Input: Spark dataframe
df = spark.createDataFrame([(None, 3,float('nan')), (6,5, 2.0), (5,5, float("nan")),
(8, None, 2.0), (12,21,3.0),], ["a", "b","c"])
df.show()
+----+----+---+
| a| b| c|
+----+----+---+
|null| 3|NaN|
| 6| 5|2.0|
| 5| 5|NaN|
| 8|null|2.0|
| 12| 21|3.0|
+----+----+---+
df.printSchema()
root
|-- a: long (nullable = true)
|-- b: long (nullable = true)
|-- c: double (nullable = true)
Count of NaN in a Spark Data Frame
from pyspark.sql.functions import isnan, when, count, col
df.select([count(when(isnan(c), c)).alias(c) for c in df.columns]).show()
+---+---+---+
| a| b| c|
+---+---+---+
| 0| 0| 2|
+---+---+---+
Count of Null in a Spark Data Frame
df.select([count(when(col(c).isNull(), c)).alias(c) for c in df.columns]).show()
+---+---+---+
| a| b| c|
+---+---+---+
| 1| 1| 0|
+---+---+---+
Count of Null and NaN in a Spark Data Frame
df.select([count(when(isnan(c) | col(c).isNull(), c)).alias(c) for c in df.columns]).show()
+---+---+---+
| a| b| c|
+---+---+---+
| 1| 1| 2|
+---+---+---+
1b. How to filter the rows that contain NaN & Null?¶
Input: Spark dataframe containing JSON column
df = spark.createDataFrame([(None, 3,float('nan')), (6,5, 2.0), (5,5, float("nan")),
(8, None, 2.0), (12,21,3.0),], ["a", "b","c"])
df.show()
+----+----+---+
| a| b| c|
+----+----+---+
|null| 3|NaN|
| 6| 5|2.0|
| 5| 5|NaN|
| 8|null|2.0|
| 12| 21|3.0|
+----+----+---+
Learn to build the Boolean Expressions¶
from functools import reduce
filter_remove_nan_null_rows =reduce(lambda x, y: x & y, [~isnan(col(x)) for x in df.columns]+[col(x).isNotNull() for x in df.columns])
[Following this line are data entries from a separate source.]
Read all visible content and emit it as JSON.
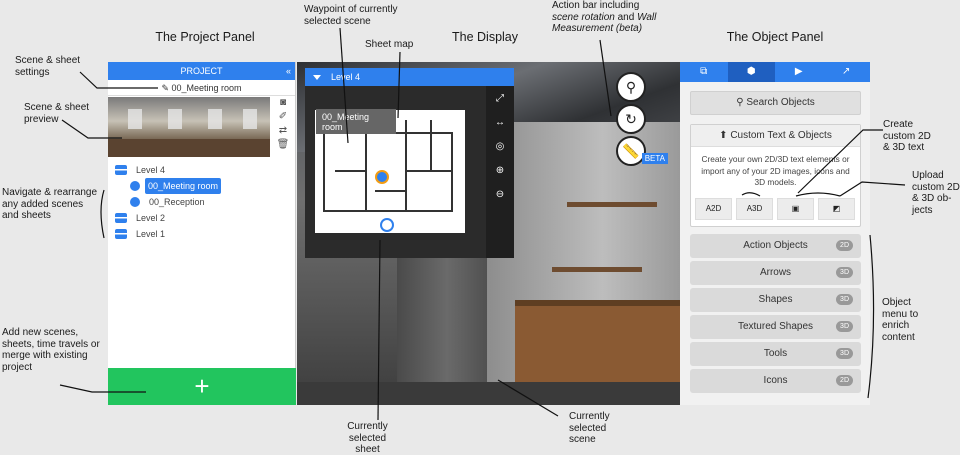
{
  "headers": {
    "project_panel": "The Project Panel",
    "display": "The Display",
    "object_panel": "The Object Panel"
  },
  "project": {
    "title": "PROJECT",
    "collapse_icon": "«",
    "scene_name": "00_Meeting room",
    "tree": [
      {
        "label": "Level 4",
        "type": "sheet"
      },
      {
        "label": "00_Meeting room",
        "type": "scene",
        "selected": true
      },
      {
        "label": "00_Reception",
        "type": "scene"
      },
      {
        "label": "Level 2",
        "type": "sheet"
      },
      {
        "label": "Level 1",
        "type": "sheet"
      }
    ],
    "add_label": "+"
  },
  "display": {
    "level_label": "Level 4",
    "bubble_label": "00_Meeting room",
    "beta_label": "BETA"
  },
  "object_panel": {
    "tabs": [
      "hierarchy-icon",
      "cube-icon",
      "video-icon",
      "external-link-icon"
    ],
    "search_label": "Search Objects",
    "custom_title": "Custom Text & Objects",
    "custom_desc": "Create your own 2D/3D text elements or import any of your 2D images, icons and 3D models.",
    "custom_icons": [
      "A2D",
      "A3D",
      "image-icon",
      "cube-icon"
    ],
    "menu": [
      {
        "label": "Action Objects",
        "badge": "2D"
      },
      {
        "label": "Arrows",
        "badge": "3D"
      },
      {
        "label": "Shapes",
        "badge": "3D"
      },
      {
        "label": "Textured Shapes",
        "badge": "3D"
      },
      {
        "label": "Tools",
        "badge": "3D"
      },
      {
        "label": "Icons",
        "badge": "2D"
      }
    ]
  },
  "annotations": {
    "scene_settings": "Scene & sheet\nsettings",
    "scene_preview": "Scene & sheet\npreview",
    "navigate": "Navigate & rearrange\nany added scenes\nand sheets",
    "add_new": "Add new scenes,\nsheets, time travels or\nmerge with existing\nproject",
    "waypoint": "Waypoint of currently\nselected scene",
    "sheet_map": "Sheet map",
    "action_bar_1": "Action bar including",
    "action_bar_2": "scene rotation",
    "action_bar_3": " and ",
    "action_bar_4": "Wall",
    "action_bar_5": "Measurement (beta)",
    "current_sheet": "Currently\nselected\nsheet",
    "current_scene": "Currently\nselected\nscene",
    "create_custom": "Create\ncustom 2D\n& 3D text",
    "upload_custom": "Upload\ncustom 2D\n& 3D ob-\njects",
    "object_menu": "Object\nmenu to\nenrich\ncontent"
  }
}
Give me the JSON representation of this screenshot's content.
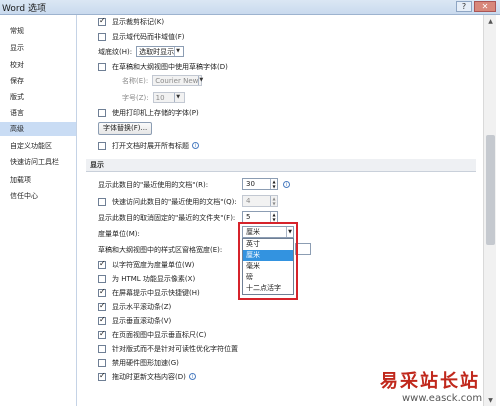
{
  "window": {
    "title": "Word 选项",
    "help": "?",
    "close": "✕"
  },
  "sidebar": {
    "items": [
      {
        "label": "常规"
      },
      {
        "label": "显示"
      },
      {
        "label": "校对"
      },
      {
        "label": "保存"
      },
      {
        "label": "版式"
      },
      {
        "label": "语言"
      },
      {
        "label": "高级"
      },
      {
        "label": "自定义功能区"
      },
      {
        "label": "快速访问工具栏"
      },
      {
        "label": "加载项"
      },
      {
        "label": "信任中心"
      }
    ],
    "active": "高级"
  },
  "content": {
    "show_bookmarks": "显示裁剪标记(K)",
    "show_field_codes": "显示域代码而非域值(F)",
    "field_shading_label": "域底纹(H):",
    "field_shading_value": "选取时显示",
    "draft_font": "在草稿和大纲视图中使用草稿字体(D)",
    "font_name_label": "名称(E):",
    "font_name_value": "Courier New",
    "font_size_label": "字号(Z):",
    "font_size_value": "10",
    "printer_fonts": "使用打印机上存储的字体(P)",
    "font_substitution": "字体替换(F)...",
    "open_in_draft": "打开文档时展开所有标题",
    "display_section": "显示",
    "recent_docs_label": "显示此数目的\"最近使用的文档\"(R):",
    "recent_docs_value": "30",
    "quick_access_label": "快速访问此数目的\"最近使用的文档\"(Q):",
    "quick_access_value": "4",
    "unpinned_folders_label": "显示此数目的取消固定的\"最近的文件夹\"(F):",
    "unpinned_folders_value": "5",
    "units_label": "度量单位(M):",
    "units_value": "厘米",
    "style_width_label": "草稿和大纲视图中的样式区窗格宽度(E):",
    "units_options": [
      {
        "label": "英寸"
      },
      {
        "label": "厘米"
      },
      {
        "label": "毫米"
      },
      {
        "label": "磅"
      },
      {
        "label": "十二点活字"
      }
    ],
    "options": [
      {
        "label": "以字符宽度为度量单位(W)",
        "checked": true
      },
      {
        "label": "为 HTML 功能显示像素(X)",
        "checked": false
      },
      {
        "label": "在屏幕提示中显示快捷键(H)",
        "checked": true
      },
      {
        "label": "显示水平滚动条(Z)",
        "checked": true
      },
      {
        "label": "显示垂直滚动条(V)",
        "checked": true
      },
      {
        "label": "在页面视图中显示垂直标尺(C)",
        "checked": true
      },
      {
        "label": "针对版式而不是针对可读性优化字符位置",
        "checked": false
      },
      {
        "label": "禁用硬件图形加速(G)",
        "checked": false
      },
      {
        "label": "拖动时更新文档内容(D)",
        "checked": true
      }
    ]
  },
  "watermark": {
    "text": "易采站长站",
    "url": "www.easck.com"
  },
  "colors": {
    "highlight": "#3393e0",
    "red_box": "#d6232b",
    "active_nav": "#c9dcf4"
  }
}
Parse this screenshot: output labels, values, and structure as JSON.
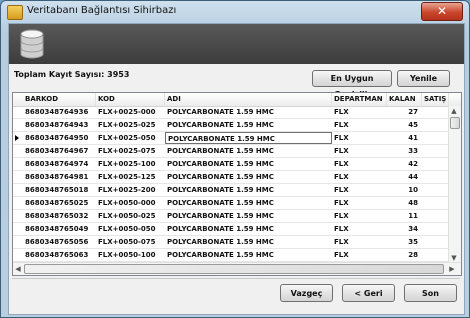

filter_remove_nan_null_rows
Column<b'((((((NOT isnan(a)) AND (NOT isnan(b))) AND (NOT isnan(c))) AND (a IS NOT NULL)) AND (b IS NOT NULL)) AND (c IS NOT NULL))'>
from functools import reduce
df.where(filter_remove_nan_null_rows).show()
+---+---+---+
| a| b| c|
+---+---+---+
| 6| 5|2.0|
| 12| 21|3.0|
+---+---+---+
df.where(~isnan(col("c")) & ~isnan(col("b"))).show()
+---+----+---+
| a| b| c|
+---+----+---+
| 6| 5|2.0|
| 8|null|2.0|
| 12| 21|3.0|
+---+----+---+
df.where(col("a").isNotNull()).show()
+---+----+---+
| a| b| c|
+---+----+---+
| 6| 5|2.0|
| 5| 5|NaN|
| 8|null|2.0|
| 12| 21|3.0|
+---+----+---+
df.where(col("a").isNull()).show()
+----+---+---+
| a| b| c|
+----+---+---+
|null| 3|NaN|
+----+---+---+
df.where(isnan(col("c"))).show()
+----+---+---+
| a| b| c|
+----+---+---+
|null| 3|NaN|
| 5| 5|NaN|
+----+---+---+
df.where(~isnan(col("c"))).show()
+---+----+---+
| a| b| c|
+---+----+---+
| 6| 5|2.0|
| 8|null|2.0|
| 12| 21|3.0|
+---+----+---+
Output : Spark dataframe containing individual JSON elements
1c. How to replace Null values in the dataframe?¶
Input: Spark dataframe containing Null and NaN column
df = spark.createDataFrame([(None, 3,float('nan')), (6,5, 2.0), (5,5, float("nan")),
(8, None, 2.0), (12,21,3.0),], ["a", "b","c"])
df.show()
+----+----+---+
| a| b| c|
+----+----+---+
|null| 3|NaN|
| 6| 5|2.0|
| 5| 5|NaN|
| 8|null|2.0|
| 12| 21|3.0|
+----+----+---+
Output : Spark dataframe containing individual JSON elements
df.fillna(1000).show()
+----+----+------+
| a| b| c|
+----+----+------+
|1000| 3|1000.0|
| 6| 5| 2.0|
| 5| 5|1000.0|
| 8|1000| 2.0|
| 12| 21| 3.0|
+----+----+------+
Filling only for selected columns
df.fillna(1000,subset=["a"]).show()
+----+----+---+
| a| b| c|
+----+----+---+
|1000| 3|NaN|
| 6| 5|2.0|
| 5| 5|NaN|
| 8|null|2.0|
| 12| 21|3.0|
+----+----+---+
Filling with a different value for each of the Null Column
df.fillna(1000,subset=["a"]).fillna(500,subset=["b"]).show()
+----+---+---+
| a| b| c|
+----+---+---+
|1000| 3|NaN|
| 6| 5|2.0|
| 5| 5|NaN|
| 8|500|2.0|
| 12| 21|3.0|
+----+---+---+
Summary:
print("Input ", "Output")
print(" ", "Filling all columns"," ", "Filling selected columns"," ", "Filling a different value")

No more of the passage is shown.